Bagi sebagian orang, menikah itu mudah. Semudah mendatangi pimpinan pondok pesantren, kemudian sorenya langsung akad, dan malamnya bisa tidur sekamar. Tapi faktanya, perjalanan cinta tidak seperti film Ketika Cinta Bertasbih

Menyatukan kedua insan tidak seperti menyatukan mur dan baut yang sudah pasti cocok sesuai nomor. Tuhan menciptakan manusia lengkap dengan pikiran dan perasaan, yang terkadang kedua unsur tersebut menjadikan manusia membuat ribet urusannya sendiri. Tak terkecuali pernikahan.

Misal, calon mempelai laki-laki ingin resepsi secara sederhana, tetapi calon mempelai perempuan ingin resepsi yang mewah, menyewa gedung, dengan band pengiring Sheila On 7. Dua hal itu saja sudah menjadi potensi konflik yang harus disikapi dengan bijak oleh kedua belah pihak.

Ribet-ribet ini terkadang menjadi bahan overthinking bagi seseorang yang belum menikah, namun kapan sebaiknya Anda memutuskan untuk menikah? Setidaknya ada beberapa hal yang perlu diperhatikan, sebelum Anda mengganti status di KTP dari ‘belum menikah’ menjadi ‘kawin’.

#1 Ketika Finansial Sudah Cukup

Nasihat klasik mengatakan “mbojo kui nek wis mapan”. Mapan di sini artinya sangat subyektif bagi setiap orang. Ada yang menganggap kemapanan itu kalau penghasilan sudah dua kali UMR. Tapi setidaknya, ada indikator yang bisa saya gunakan untuk mengategorikan kondisi mapan atau berkecukupan.

Pertama, ketika Anda sudah mampu secara konsisten menabung selama 12 bulan.

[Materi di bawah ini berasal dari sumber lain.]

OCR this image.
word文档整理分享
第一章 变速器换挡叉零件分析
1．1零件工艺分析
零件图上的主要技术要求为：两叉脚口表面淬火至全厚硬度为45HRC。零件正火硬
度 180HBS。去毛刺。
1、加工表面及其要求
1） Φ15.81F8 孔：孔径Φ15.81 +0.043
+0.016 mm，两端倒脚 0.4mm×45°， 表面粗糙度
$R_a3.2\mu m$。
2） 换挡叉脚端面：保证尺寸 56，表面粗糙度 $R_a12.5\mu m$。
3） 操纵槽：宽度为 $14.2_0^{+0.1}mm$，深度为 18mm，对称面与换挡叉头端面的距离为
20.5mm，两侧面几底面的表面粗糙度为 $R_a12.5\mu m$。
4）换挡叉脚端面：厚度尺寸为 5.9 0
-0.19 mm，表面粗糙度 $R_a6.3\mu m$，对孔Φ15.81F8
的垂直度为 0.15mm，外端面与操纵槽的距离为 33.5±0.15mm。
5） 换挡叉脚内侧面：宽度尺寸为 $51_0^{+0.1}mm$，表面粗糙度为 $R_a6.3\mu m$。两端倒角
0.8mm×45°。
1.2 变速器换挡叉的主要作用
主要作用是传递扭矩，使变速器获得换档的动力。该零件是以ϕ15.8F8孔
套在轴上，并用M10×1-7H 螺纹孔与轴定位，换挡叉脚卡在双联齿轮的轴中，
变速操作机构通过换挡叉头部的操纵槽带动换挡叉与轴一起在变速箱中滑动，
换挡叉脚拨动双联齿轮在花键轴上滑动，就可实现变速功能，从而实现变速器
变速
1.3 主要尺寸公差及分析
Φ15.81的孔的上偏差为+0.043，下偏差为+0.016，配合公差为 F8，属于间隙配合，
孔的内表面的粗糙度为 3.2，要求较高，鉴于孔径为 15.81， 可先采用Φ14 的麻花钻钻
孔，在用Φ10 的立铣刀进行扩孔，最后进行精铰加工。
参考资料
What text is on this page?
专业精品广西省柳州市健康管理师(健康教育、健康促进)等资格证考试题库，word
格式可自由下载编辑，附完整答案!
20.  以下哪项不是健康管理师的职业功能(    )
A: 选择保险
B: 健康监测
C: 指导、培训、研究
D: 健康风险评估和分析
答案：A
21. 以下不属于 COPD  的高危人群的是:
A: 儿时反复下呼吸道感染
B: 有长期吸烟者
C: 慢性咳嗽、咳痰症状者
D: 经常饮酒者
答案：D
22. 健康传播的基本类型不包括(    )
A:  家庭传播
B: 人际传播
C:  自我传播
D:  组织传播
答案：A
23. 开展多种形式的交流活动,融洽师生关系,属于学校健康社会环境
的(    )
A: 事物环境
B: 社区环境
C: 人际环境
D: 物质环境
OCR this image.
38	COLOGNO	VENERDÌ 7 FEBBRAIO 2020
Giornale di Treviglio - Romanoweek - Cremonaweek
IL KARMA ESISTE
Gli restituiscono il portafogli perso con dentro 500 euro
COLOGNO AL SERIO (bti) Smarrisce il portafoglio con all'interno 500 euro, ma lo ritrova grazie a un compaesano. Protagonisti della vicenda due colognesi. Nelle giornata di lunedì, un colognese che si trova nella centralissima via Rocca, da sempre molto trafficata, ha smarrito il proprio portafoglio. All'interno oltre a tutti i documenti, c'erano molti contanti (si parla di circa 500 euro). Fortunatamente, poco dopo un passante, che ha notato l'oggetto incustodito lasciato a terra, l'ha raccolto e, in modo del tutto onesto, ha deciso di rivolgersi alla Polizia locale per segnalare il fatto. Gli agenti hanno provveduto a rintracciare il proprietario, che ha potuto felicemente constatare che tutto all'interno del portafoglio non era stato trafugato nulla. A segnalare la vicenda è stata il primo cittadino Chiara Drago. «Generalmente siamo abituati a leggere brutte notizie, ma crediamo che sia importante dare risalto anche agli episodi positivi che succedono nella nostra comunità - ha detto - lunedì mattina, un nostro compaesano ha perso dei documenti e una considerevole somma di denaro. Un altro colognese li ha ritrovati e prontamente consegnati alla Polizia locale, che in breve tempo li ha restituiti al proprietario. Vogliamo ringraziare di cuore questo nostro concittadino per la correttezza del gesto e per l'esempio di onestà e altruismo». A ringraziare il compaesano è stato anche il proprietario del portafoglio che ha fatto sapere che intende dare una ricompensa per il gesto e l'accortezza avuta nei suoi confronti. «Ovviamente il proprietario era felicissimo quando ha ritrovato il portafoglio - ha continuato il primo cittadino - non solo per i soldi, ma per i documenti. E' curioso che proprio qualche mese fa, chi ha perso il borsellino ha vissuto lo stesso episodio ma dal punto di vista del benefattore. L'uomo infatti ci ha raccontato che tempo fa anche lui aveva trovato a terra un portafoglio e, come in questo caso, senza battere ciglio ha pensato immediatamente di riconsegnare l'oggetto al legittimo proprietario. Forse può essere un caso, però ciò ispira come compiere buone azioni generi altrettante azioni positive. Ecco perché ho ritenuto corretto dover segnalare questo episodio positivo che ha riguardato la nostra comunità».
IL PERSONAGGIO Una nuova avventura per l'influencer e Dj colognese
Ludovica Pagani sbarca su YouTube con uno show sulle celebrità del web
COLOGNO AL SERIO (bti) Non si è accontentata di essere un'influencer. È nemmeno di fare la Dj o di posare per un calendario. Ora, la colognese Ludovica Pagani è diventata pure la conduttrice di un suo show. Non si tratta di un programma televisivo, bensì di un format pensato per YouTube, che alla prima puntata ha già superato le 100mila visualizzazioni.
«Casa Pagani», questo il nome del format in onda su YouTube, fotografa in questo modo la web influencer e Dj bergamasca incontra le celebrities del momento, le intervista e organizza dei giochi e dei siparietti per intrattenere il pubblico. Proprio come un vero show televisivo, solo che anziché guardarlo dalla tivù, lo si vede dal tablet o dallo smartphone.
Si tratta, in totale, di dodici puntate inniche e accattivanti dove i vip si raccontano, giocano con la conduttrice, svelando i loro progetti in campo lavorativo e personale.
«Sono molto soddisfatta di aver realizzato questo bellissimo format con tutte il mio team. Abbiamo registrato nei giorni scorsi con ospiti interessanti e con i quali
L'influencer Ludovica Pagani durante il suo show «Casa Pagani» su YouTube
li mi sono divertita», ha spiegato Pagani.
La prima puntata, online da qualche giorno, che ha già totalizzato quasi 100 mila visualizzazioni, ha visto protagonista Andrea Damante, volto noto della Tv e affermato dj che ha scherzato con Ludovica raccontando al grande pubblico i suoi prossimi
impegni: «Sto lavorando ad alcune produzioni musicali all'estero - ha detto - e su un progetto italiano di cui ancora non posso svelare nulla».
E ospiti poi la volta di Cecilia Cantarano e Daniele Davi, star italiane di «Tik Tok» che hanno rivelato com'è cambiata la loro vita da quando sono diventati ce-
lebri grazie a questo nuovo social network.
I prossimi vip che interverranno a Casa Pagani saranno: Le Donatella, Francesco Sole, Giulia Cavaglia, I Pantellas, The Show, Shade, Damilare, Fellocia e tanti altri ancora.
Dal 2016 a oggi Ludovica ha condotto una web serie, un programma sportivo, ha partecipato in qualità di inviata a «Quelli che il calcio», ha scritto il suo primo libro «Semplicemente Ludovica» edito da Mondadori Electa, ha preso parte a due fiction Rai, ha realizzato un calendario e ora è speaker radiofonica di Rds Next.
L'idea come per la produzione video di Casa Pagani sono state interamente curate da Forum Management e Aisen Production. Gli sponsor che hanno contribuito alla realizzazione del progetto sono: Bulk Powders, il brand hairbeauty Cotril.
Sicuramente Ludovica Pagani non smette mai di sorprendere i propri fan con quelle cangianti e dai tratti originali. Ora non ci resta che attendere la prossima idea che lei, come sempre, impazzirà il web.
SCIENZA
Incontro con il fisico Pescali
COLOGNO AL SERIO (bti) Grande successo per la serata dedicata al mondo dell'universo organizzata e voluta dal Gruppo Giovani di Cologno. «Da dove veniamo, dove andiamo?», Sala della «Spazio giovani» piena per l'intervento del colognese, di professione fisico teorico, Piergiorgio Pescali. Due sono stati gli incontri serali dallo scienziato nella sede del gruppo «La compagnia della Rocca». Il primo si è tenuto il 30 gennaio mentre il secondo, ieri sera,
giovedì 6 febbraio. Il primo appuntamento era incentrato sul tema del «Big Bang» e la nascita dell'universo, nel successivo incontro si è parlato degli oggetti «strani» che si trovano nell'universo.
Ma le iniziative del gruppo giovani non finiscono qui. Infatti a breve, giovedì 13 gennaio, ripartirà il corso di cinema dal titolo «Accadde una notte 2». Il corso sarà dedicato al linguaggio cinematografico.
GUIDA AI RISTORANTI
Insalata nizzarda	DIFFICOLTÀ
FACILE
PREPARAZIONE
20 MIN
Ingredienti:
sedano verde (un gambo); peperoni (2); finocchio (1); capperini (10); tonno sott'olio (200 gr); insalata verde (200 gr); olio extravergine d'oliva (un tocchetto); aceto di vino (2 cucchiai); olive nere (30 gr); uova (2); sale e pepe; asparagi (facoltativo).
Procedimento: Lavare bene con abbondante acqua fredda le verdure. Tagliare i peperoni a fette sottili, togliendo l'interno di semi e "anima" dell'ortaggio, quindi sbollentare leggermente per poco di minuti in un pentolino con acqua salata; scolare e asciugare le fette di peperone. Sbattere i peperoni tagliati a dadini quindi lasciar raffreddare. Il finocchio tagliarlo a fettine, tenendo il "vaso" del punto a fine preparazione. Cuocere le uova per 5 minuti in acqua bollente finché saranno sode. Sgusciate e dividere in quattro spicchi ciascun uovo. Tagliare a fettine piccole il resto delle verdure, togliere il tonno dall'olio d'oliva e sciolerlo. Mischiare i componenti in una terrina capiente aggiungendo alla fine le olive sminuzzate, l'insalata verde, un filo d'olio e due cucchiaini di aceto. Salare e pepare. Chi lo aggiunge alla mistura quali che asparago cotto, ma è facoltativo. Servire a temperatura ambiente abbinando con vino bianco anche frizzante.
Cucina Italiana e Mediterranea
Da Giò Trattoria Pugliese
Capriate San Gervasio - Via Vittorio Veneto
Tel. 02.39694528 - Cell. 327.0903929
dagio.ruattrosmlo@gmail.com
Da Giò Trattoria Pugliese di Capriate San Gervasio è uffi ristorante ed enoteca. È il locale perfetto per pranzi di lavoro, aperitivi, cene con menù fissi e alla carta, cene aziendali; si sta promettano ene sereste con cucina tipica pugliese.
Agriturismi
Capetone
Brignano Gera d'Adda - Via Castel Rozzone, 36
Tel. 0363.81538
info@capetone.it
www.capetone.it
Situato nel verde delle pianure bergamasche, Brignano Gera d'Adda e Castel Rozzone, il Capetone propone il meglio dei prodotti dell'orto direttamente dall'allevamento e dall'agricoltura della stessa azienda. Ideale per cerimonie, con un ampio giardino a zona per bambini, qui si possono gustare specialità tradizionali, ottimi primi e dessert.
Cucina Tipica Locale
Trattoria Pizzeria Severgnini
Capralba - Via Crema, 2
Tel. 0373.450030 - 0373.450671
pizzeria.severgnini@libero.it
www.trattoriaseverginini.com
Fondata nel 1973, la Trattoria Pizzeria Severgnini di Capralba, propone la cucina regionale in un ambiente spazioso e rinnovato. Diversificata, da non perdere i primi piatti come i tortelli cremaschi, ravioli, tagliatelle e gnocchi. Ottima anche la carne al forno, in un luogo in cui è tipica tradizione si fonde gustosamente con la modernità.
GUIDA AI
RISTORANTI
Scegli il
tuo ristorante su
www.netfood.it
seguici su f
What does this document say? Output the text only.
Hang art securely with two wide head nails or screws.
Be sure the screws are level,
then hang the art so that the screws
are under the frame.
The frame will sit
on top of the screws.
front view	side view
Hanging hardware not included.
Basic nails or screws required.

Menabung adalah bukti bahwa penghasilan Anda cukup untuk hidup. Kalau masih banyak utang, apalagi utang konsumtif, lebih baik pikir-pikir lagi untuk menikah. Kan, nggak asik kalau malamnya habis ”menanam jagung”, besok paginya dapat pesan WhatsApp dari kolektor pinjol.

Kedua, ketika Anda tidak merasa berat untuk menyumbang kondangan. Tradisi menyumbang angpao saat kondangan memang tidak bisa lepas dari budaya kita. Jika Anda merasa, “Duh, kok, kondangannya di akhir bulan,” artinya kesiapan finansial Anda masih perlu perbaikan. Mungkin dengan cara menjadi reseller baju paruh waktu atau jualan Pop Ice di depan rumah.

#2 Ketika Sudah Bisa Masak

Memasak adalah kemampuan dasar manusia, baik laki-laki atau perempuan, keduanya wajib memiliki kemampuan memasak minimal “ngenget” sayur semalam.

Kalaupun benar-benar tidak bisa masak, setidaknya harus mau belajar masak. Kita bisa memanfaatkan Youtube untuk urusan ini. Ingat, tak selamanya kita bisa menggantungkan diri pada GoFood atau jasa ART untuk urusan pemenuhan kebutuhan gizi keluarga. 

Siapa yang tidak bangga, jika kelak sang anak berkata kepada teman-temannya, “Seenak-enaknya masakan koki, masih enak masakan orang tua”.

Memang, menikah itu membangun rumah tangga, bukan rumah makan, tapi dalam berumah tangga juga butuh yang namanya makan. 

#3 Ketika Mampu Menentukan Skala Prioritas

Memutuskan untuk menikah artinya harus meletakkan kepentingan keluarga di atas kepentingan keluyuran ataupun nongkrong. Jika keinginan nongkrong masih lebih besar daripada keinginan berkumpul dengan anak dan istri, pertimbangkan lagi keputusan untuk menikah.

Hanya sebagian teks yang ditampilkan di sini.